En effet, en dehors des risques liés à la consommation, il faut songer également aux risques inhérents à la culture du cannabis : les dégâts causés par l’eau, les moisissures, les risques d’incendies et même le vol…Comme l’assuré a le devoir d’aviser son assureur en cas d’aggravation de risque[9], ceci risque d’avoir un impact sur les primes ou de faire l’objet d’exclusions,d’autant plus que un bon nombre d’assureurs semblent réticents à assumer de tels risques. Or, un propriétaire d’immeuble peut-il se permettre de donner libre cours à une activité qui constitue au mieux un cas d’exception à sa couverture d’assurances?
Vu ce qui précède, il serait avisé et prudent d’entrevoir la modification des baux en vigueur ainsi que les règlements qui régissent les immeubles en copropriétés afin de prévenir les difficultés et les risques substantiels qu’annoncent ce changement législatif pour les propriétaires d’immeubles.
[1] L’expression « marijuana » est aussi employée pour désigner le cannabis.
[2] La Loi C-45 est entrée en vigueur le 17 octobre 2018.
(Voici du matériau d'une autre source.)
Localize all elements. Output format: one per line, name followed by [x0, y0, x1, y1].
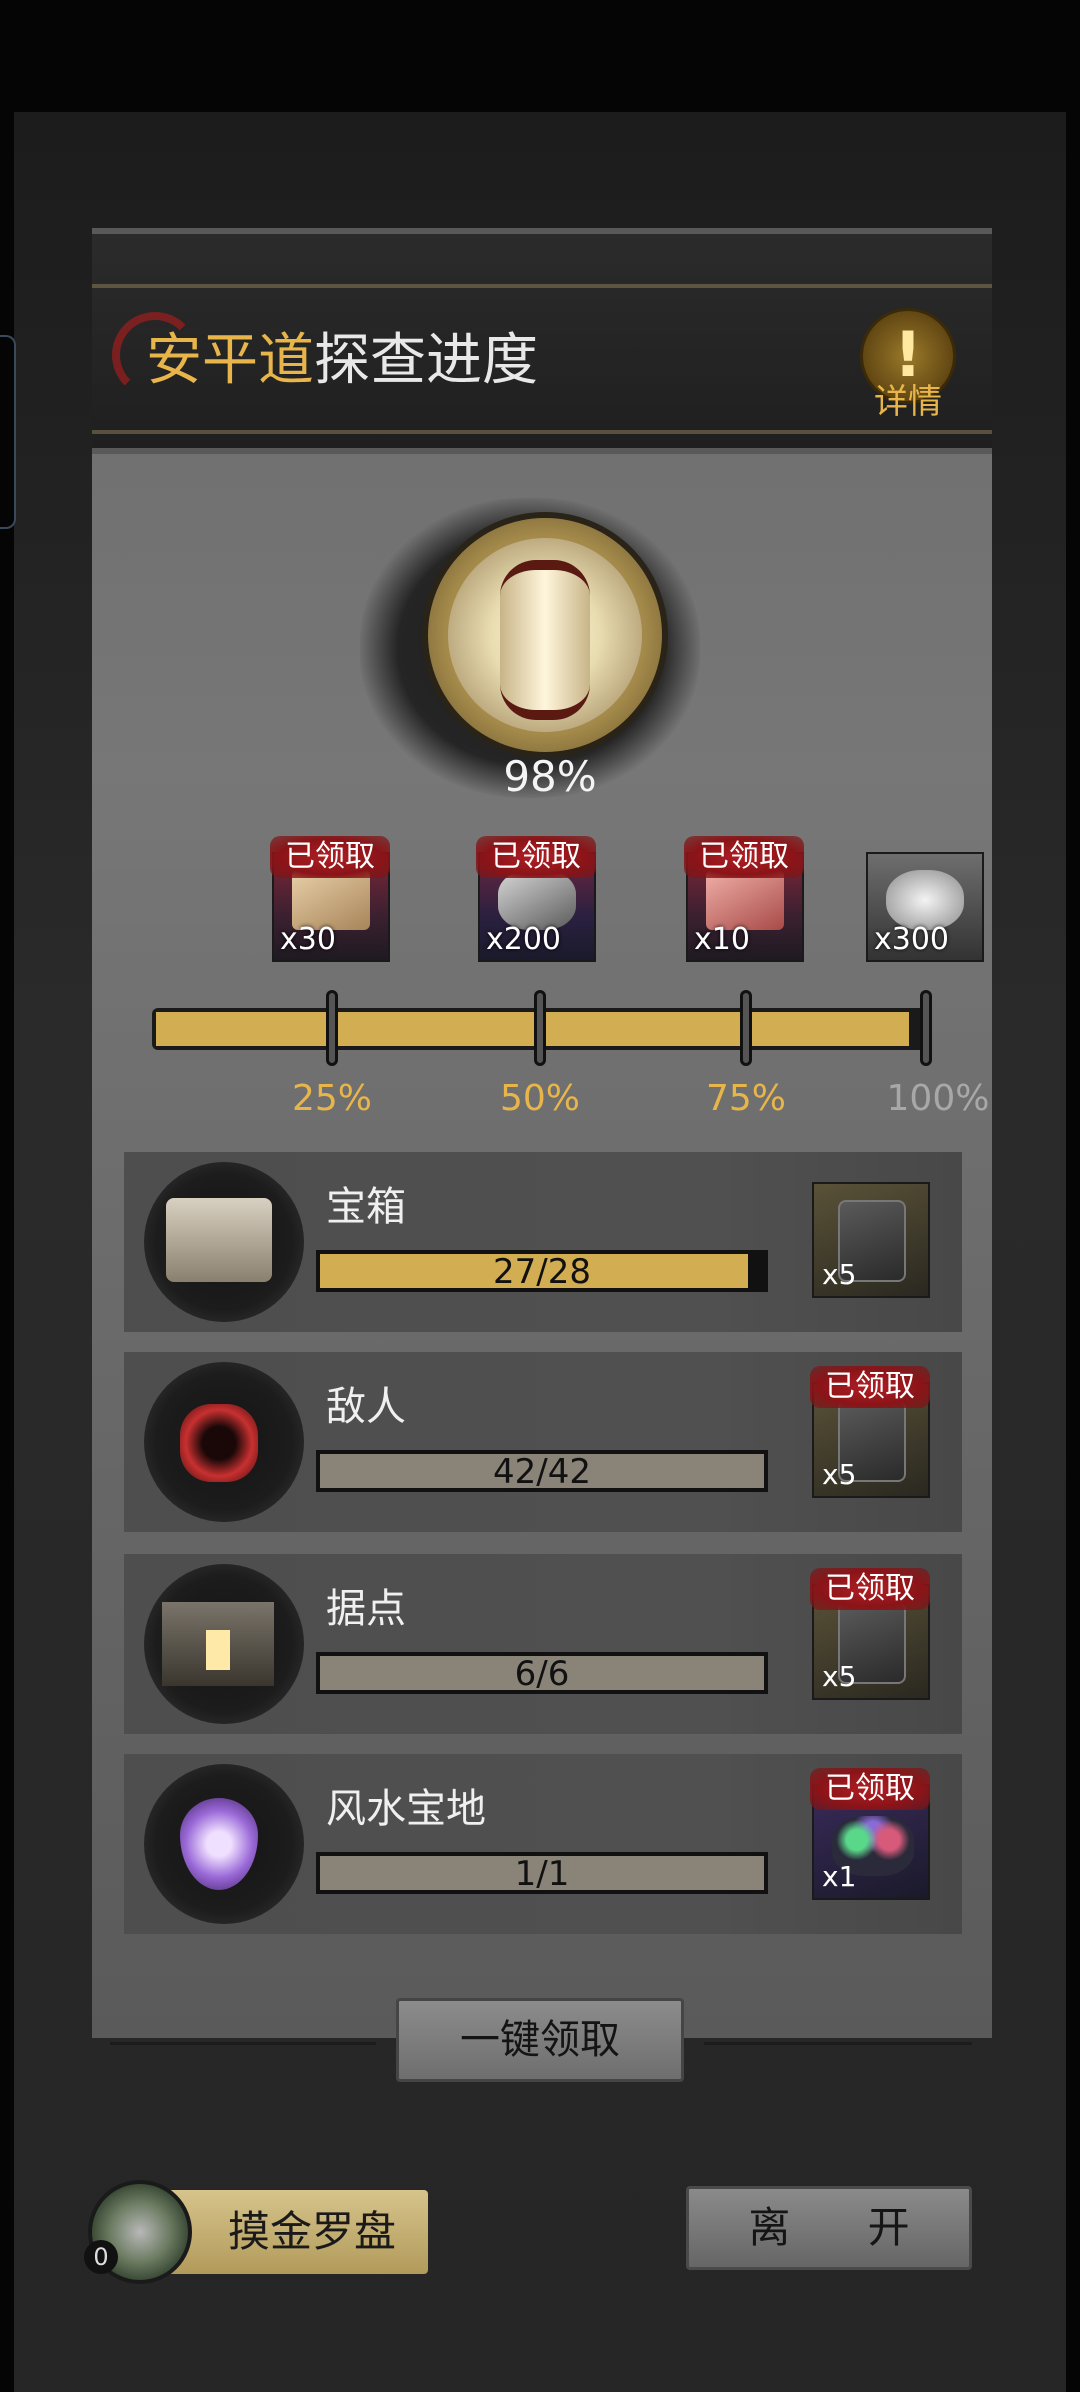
treasure-chest-icon: [166, 1198, 272, 1282]
reward-quantity: x10: [694, 922, 750, 957]
title-suffix: 探查进度: [314, 328, 538, 393]
claimed-badge: 已领取: [810, 1568, 930, 1610]
reward-quantity: x5: [822, 1458, 857, 1491]
task-progress-text: 1/1: [514, 1854, 570, 1894]
overall-progress-percent: 98%: [503, 752, 597, 801]
claimed-badge: 已领取: [684, 836, 804, 878]
milestone-label: 75%: [705, 1078, 786, 1119]
task-progress-text: 6/6: [514, 1654, 570, 1694]
claimed-badge: 已领取: [476, 836, 596, 878]
task-row-enemy: 敌人 42/42 x5 已领取: [124, 1352, 962, 1532]
milestone-label: 25%: [291, 1078, 372, 1119]
side-drawer-tab[interactable]: [0, 335, 16, 529]
progress-fill: [156, 1012, 909, 1046]
milestone-marker: [920, 990, 932, 1066]
task-progress-text: 27/28: [493, 1252, 591, 1292]
milestone-marker: [326, 990, 338, 1066]
details-label: 详情: [874, 382, 942, 422]
ore-icon: [498, 870, 576, 930]
task-row-treasure: 宝箱 27/28 x5: [124, 1152, 962, 1332]
task-progress-bar: 42/42: [316, 1450, 768, 1492]
task-progress-bar: 6/6: [316, 1652, 768, 1694]
reward-quantity: x5: [822, 1258, 857, 1291]
task-name: 宝箱: [326, 1184, 406, 1230]
divider-right: [704, 2042, 972, 2045]
region-name: 安平道: [146, 328, 314, 393]
compass-label: 摸金罗盘: [228, 2207, 397, 2256]
compass-button[interactable]: 摸金罗盘 0: [84, 2180, 428, 2284]
task-progress-bar: 27/28: [316, 1250, 768, 1292]
claimed-badge: 已领取: [270, 836, 390, 878]
red-scroll-icon: [706, 870, 784, 930]
reward-quantity: x300: [874, 922, 950, 957]
door-glow: [206, 1630, 230, 1670]
milestone-marker: [740, 990, 752, 1066]
compass-count-badge: 0: [84, 2240, 118, 2274]
task-row-fengshui: 风水宝地 1/1 x1 已领取: [124, 1754, 962, 1934]
divider-left: [110, 2042, 376, 2045]
task-progress-bar: 1/1: [316, 1852, 768, 1894]
milestone-reward-100[interactable]: x300: [866, 852, 984, 962]
silver-ingot-icon: [886, 870, 964, 930]
leave-button[interactable]: 离 开: [686, 2186, 972, 2270]
lantern-icon: [500, 560, 590, 720]
claimed-badge: 已领取: [810, 1366, 930, 1408]
details-button[interactable]: ! 详情: [856, 308, 960, 422]
enemy-skull-icon: [180, 1404, 258, 1482]
milestone-label: 100%: [886, 1078, 990, 1119]
milestone-label: 50%: [499, 1078, 580, 1119]
stronghold-icon: [162, 1602, 274, 1686]
page-title: 安平道探查进度: [146, 326, 538, 396]
reward-quantity: x200: [486, 922, 562, 957]
task-row-stronghold: 据点 6/6 x5 已领取: [124, 1554, 962, 1734]
task-reward[interactable]: x5: [812, 1182, 930, 1298]
task-name: 风水宝地: [326, 1786, 486, 1832]
task-name: 据点: [326, 1586, 406, 1632]
task-name: 敌人: [326, 1384, 406, 1430]
header-ornament-line: [92, 430, 992, 434]
collect-all-button[interactable]: 一键领取: [396, 1998, 684, 2082]
reward-quantity: x1: [822, 1860, 857, 1893]
reward-quantity: x30: [280, 922, 336, 957]
scroll-icon: [292, 870, 370, 930]
reward-quantity: x5: [822, 1660, 857, 1693]
claimed-badge: 已领取: [810, 1768, 930, 1810]
milestone-marker: [534, 990, 546, 1066]
header-ornament-line: [92, 284, 992, 288]
task-progress-text: 42/42: [493, 1452, 591, 1492]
[3] La Loi encadrant le cannabis prévoit des mesures transitoires à l’article107 qui se lit comme suit :
107. Un locateur peut, d’ici le 15 janvier 2019, modifier les conditions d’un bail de logement en y ajoutant une interdiction de fumer du cannabis.
(…)
En l’absence de refus, l’interdiction est réputée inscrite au bail 30 jours après la réception par le locataire de l’avis de modification.
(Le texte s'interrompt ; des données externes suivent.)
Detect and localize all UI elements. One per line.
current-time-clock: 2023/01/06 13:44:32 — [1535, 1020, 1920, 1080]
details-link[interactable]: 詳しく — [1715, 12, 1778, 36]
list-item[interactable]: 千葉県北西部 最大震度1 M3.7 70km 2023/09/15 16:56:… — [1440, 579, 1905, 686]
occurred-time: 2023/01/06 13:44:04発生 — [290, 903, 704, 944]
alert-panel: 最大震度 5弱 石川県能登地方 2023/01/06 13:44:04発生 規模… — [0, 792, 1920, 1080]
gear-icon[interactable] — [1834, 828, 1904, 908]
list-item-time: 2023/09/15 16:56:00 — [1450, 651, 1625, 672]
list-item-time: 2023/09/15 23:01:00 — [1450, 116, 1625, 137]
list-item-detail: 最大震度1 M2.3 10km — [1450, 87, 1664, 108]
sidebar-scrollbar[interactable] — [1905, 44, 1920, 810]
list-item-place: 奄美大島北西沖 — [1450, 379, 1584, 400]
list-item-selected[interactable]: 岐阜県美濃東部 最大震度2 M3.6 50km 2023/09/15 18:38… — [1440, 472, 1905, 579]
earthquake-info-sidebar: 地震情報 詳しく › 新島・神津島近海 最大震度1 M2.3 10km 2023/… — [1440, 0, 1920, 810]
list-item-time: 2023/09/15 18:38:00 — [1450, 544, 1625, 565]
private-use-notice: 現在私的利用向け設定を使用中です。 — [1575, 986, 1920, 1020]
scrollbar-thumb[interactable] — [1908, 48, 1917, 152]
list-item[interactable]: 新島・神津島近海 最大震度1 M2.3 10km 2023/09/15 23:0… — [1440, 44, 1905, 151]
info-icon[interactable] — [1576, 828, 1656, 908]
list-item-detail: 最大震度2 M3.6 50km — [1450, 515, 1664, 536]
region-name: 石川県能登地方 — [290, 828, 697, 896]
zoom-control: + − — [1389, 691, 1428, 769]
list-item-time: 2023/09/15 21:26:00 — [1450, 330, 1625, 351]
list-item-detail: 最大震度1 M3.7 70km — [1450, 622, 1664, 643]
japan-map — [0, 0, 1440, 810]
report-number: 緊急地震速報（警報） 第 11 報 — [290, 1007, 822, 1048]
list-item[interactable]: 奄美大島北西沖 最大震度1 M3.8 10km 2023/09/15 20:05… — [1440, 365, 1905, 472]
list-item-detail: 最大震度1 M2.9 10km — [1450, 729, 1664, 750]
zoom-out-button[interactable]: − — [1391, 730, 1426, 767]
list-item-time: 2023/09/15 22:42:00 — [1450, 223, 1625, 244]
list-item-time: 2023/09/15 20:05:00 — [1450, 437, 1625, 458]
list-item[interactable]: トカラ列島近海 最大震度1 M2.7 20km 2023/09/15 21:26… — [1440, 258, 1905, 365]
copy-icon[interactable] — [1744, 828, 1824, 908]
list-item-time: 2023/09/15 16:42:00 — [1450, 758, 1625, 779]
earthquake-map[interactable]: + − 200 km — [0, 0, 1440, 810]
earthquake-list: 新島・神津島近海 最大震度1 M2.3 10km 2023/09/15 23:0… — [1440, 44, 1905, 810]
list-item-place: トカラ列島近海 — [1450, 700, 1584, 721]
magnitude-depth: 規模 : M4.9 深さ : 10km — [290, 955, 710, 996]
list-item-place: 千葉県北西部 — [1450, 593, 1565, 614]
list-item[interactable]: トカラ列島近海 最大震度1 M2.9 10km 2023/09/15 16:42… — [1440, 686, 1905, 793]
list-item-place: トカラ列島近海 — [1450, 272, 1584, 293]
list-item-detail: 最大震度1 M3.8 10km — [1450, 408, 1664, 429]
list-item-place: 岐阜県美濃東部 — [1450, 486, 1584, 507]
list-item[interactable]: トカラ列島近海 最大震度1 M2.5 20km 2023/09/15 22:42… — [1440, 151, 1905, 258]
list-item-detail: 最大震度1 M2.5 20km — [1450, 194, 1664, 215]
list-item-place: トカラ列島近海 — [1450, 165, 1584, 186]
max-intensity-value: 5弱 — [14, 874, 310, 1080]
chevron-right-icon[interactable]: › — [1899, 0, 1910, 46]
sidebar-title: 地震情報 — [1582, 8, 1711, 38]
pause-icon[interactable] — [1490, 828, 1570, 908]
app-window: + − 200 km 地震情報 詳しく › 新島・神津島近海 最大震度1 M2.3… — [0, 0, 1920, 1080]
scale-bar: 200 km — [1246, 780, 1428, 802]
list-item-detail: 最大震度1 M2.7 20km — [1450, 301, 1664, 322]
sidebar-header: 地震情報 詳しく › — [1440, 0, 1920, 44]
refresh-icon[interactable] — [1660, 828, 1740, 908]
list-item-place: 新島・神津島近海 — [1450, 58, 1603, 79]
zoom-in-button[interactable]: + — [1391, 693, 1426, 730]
[4] Comparativement, et bien que les mœurs et les lois aient considérablement évolué à cet égard depuis peu, la cigarette et autres produits du tabac ont longtemps bénéficié d’un degré d’acceptabilité sociale élevé.
[5] Code civil du Québec, voir articles 976, 1854, et 1860.
[6] Le problème de la fumée secondaire peut potentiellement mener à la découverte de lacunes dans l’immeuble au niveau du système de ventilation, ce qui pourrait exposer le propriétaire ou le syndicat de copropriétaires à des poursuites coûteuses.
[7] Loi encadrant le cannabis, article 10.
10. Il est interdit de faire la culture de cannabis à des fins personnelles.
Cette interdiction de culture s’applique notamment à la plantation des graines et des plantes, la reproduction des plantes par boutures, la culture des plantes et la récolte de leur production.
(…)
[8] Loi sur le cannabis C-45, article 12(5):
Culture, multiplication ou récolte — limite par maison d’habitation
(5) Sauf autorisation prévue sous le régime de la présente loi, dans le cas d’une maison d’habitation où résident habituellement deux ou plusieurs individus âgés de dix-huit ans ou plus, il est interdit à l’un quelconque d’entre eux de cultiver, de multiplier ou de récolter des plantes de cannabis si cela a pour effet de porter à plus de quatre le nombre de plantes de cannabis qui y sont cultivées, multipliées ou récoltées en même temps.
[9] Code civil du Québec, article 2466.